They all signed the deeds, and Frank received his one-dollar “consideration” and put it in his inside jacket pocket. He said, “Okay, I suppose I’ll invest this in computers.”
Everyone laughed again.
The lawyer swept up the papers and stacked them together. He congratulated Joe and Jesse, now joint owners of a very nice farm, and, as they all left the office, he put his finger on Frank’s arm. “I have to tell you, I’ve seen a lot of grief and fury in this office. Glad to see this one stay together and remain a family farm.”
Frank smacked him on the back in a friendly way, then followed his brother and nephew onto the porch and down the long driveway. They paused when they got to the street. It was late afternoon, but the air was still bright and flat with dust. Joe said, “Never thought that would be so easy. When John died, my heart sank, I gotta tell you.”
“Who’s going to live over in their house?” Only two houses now — the kit house where Joe and Lois lived with Minnie, and this old Vogel-Augsberger place.
“It’s in pretty good shape,” said Joe. “John told me it was built by a famous bricklayer who’d come over from Bavaria after learning his trade there. I guess he made the bricks himself.”
Frank said, “Remember the story Opa used to tell about the brick maker who refused to give the king an extra brick?”
Jesse said, “What was that?”
“Well, every time the brick maker took his bricks from the kiln, he set aside a certain number for the king, and at the end of the year, he pushed them in his wheelbarrow to the castle. They were fine bricks, of an unusual color, and after the king had received them for many years, he decided to build a house with them, with an arched doorway as an entrance. But after the house was built, the builder was one brick shy — the very brick he needed as the keystone of the arch. He wanted all the bricks to match, so he sent his representative to the brick maker to demand one last brick. However, since the brick maker had paid his taxes, he asked that the king pay him one aureus — that’s a gold coin — for the brick.

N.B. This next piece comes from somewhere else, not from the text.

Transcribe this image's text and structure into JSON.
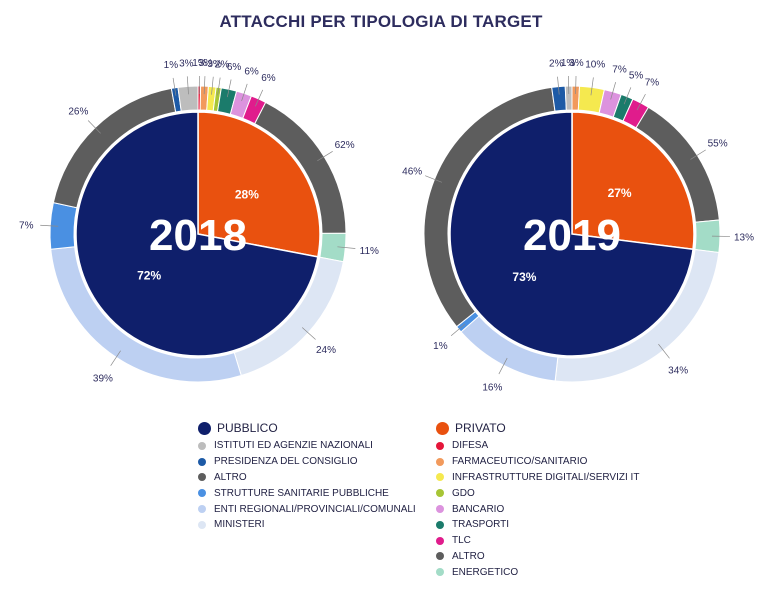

The representative sent a messenger to the king, and when the king, who was walking around the new house, heard the message, he became enraged at the arrogance of the brick maker. He sent the messenger back to arrest the brick maker and throw him into the dungeon. He kept walking around and around the new house, and after a while he was so angry at the pride of this mere common brick maker that he decided that he wanted to go and demand the brick himself. And so the king rushed out of the house, and as he did so, his crown hit the top of the arch, and the arch, being unsecured, collapsed on top of him and killed him.”
“I don’t remember that story,” said Joe.
“Is there a moral?” said Jesse.
“Sometimes it’s easier to pay,” said Frank. “ ‘Do the easier thing’ was always Opa’s moral. He was a happy man.”
Frank did not want to be thanked. What he wanted was just this thing that he was now getting: Jesse laughing at his story, this knowledge that his money had gone for something worthwhile at last, that, against all odds, he was a good man, that happiness could be bought — if not his, then Jesse’s and, yes, Joe’s. Joe and Jesse got into the same car, Jesse driving, and waved as they drove off. Frank stood for another moment or two, not knowing quite where to go for the evening.
1977
AS OLD AS she was and as much as she had seen, Eloise understood politics less and less. How blithely she and Julius had once discussed whether, in America, class was the most important political divide, or race. Julius held out for class — he was a traditionalist, wasn’t he? — and Eloise insisted on race. But neither of them had any idea what they were talking about — they had learned it all from books. In 1920s Chicago, they had been know-it-all tourists, writing articles and tracts extrapolated from the theories of Germans living in England. How was she to think about the Zebra killings, converted Muslim black boys walking around San Francisco, torturing and shooting random white women and old men because they were white and white people were devils? She thought several things, and one of them was, why not, really, given the past and present cruelties that whites perpetrated on blacks? Another of them was, if women were equal to men, then why were their murders more affecting? And another of them was that religion was not just the opiate of the people but an out-and-out poison; and still another was, I hope I don’t get shot walking down Shattuck, thinking about whether I should wash the car. And what was she supposed to think about the Symbionese Liberation Army and Patty Hearst?